February Internal Vascular Series: Abdominal Aortic Aneurysms

Last month, readers may have read the story about Barbara Unger, a Tucson woman who narrowly escaped a life-threatening situation due to a serendipitous screening.

Unger was diagnosed with an abdominal aortic aneurysm, also known as an AAA to vascular surgeons and their patients.  AAA’s account for nearly 15,000 deaths each year, and they are the 13th leading cause of death in the United States. 

In an AAA, the wall of the aorta, the main artery that carries blood from the heart, permanently balloons out in a patient’s abdomen due to the pressure of blood passing through.  If it ruptures, the results can be catastrophic.

Who’s at risk? 

Dr. Luis Leon,Agave Surgical

Dr. Luis Leon,
Agave Surgical

“The condition typically affects Caucasian men who have smoked, and have high blood pressure.  Women, African Americans and diabetics tend to have a lower risk, but AAA’s tend to rupture more often in women than men, perhaps because of the smaller size of a woman’s arteries,” said Dr. Luis Leon of Agave Surgical. 

Repairing AAA’s through open surgery was developed in the 1950s, but required at least a week-long hospital stay.  The minimally-invasive technique that has since been developed requires surgeons to make just a small incision in the patient’s groin. 

“With this approach, the patient can go home the next day. Overall, there is less blood loss, and complications are dramatically reduced,” explained Dr. Leon.

There are ongoing advancements in the vascular field, and a renewed emphasis on screening since AAA’s often don’t present any symptoms.  “Most people come into the hospital with acute back pain.  Unfortunately at that point the aneurysm has ruptured,” Dr. Leon said. 

Current guidelines advise men who are between 35 and 65 years old and have a history of smoking to get an ultrasound of their belly.  “It’s painless, it’s inexpensive, and it takes five minutes.  These people need to get their aortas checked,” stressed Dr. Leon.  “If an aneurysm measures between three and five centimeters, the patient should be checked every six months to a year in order to ensure it doesn’t reach a critical size.  Aneurysms that measure five centimeters or larger generally should be considered for repair.”

In an effort to keep health care professionals informed about advancements in treatment options in the vascular field, Tucson Medical Center supports a monthly series dedicated to vascular disease.  For February, Dr. Leon spoke about state-of-the-art therapy for AAA’s to physicians, nurses and ultrasound technologists.

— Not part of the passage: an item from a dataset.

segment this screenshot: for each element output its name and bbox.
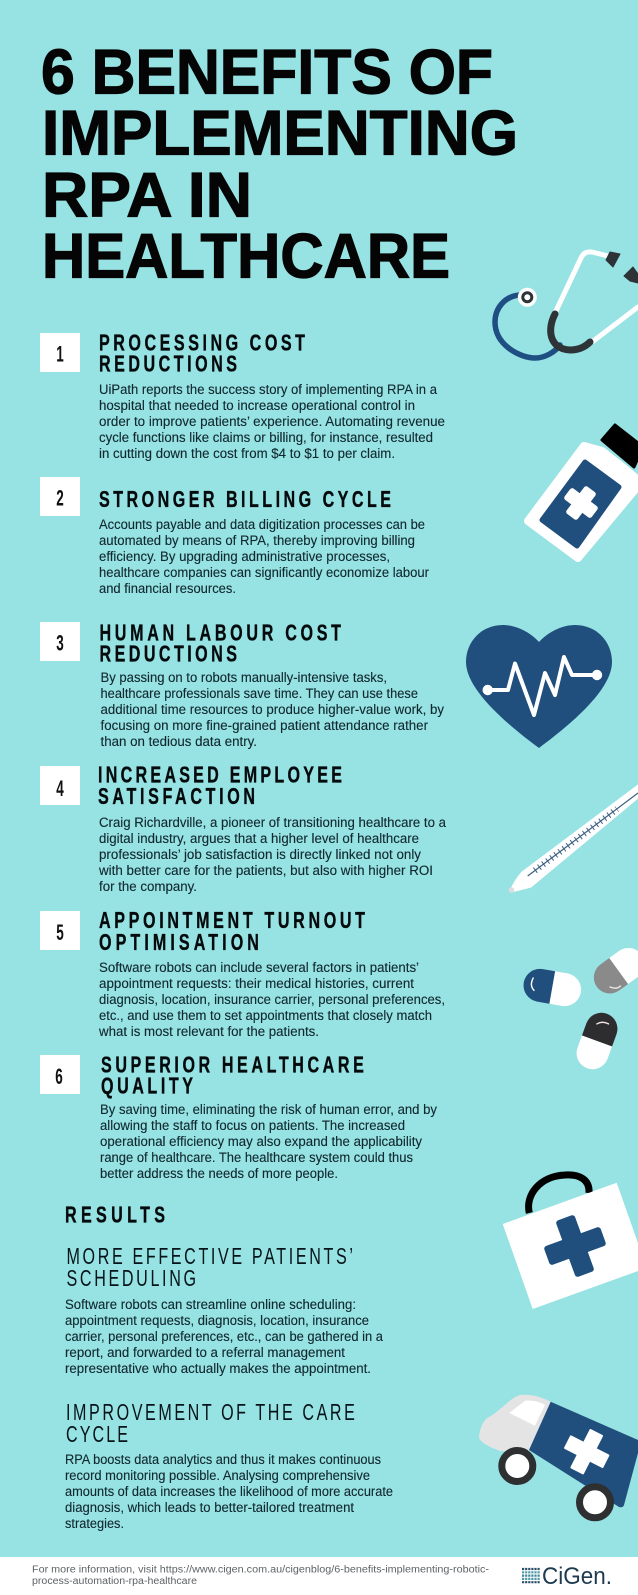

TMC’s internal vascular series serves a valuable role in keeping clinical staff aware of the latest techniques and devices available to treat vascular problems.  It improves care by building on what TMC staff already knows about caring for these patients.  With a greater understanding of what these patients are going through, they’re able to provide even higher quality compassionate care.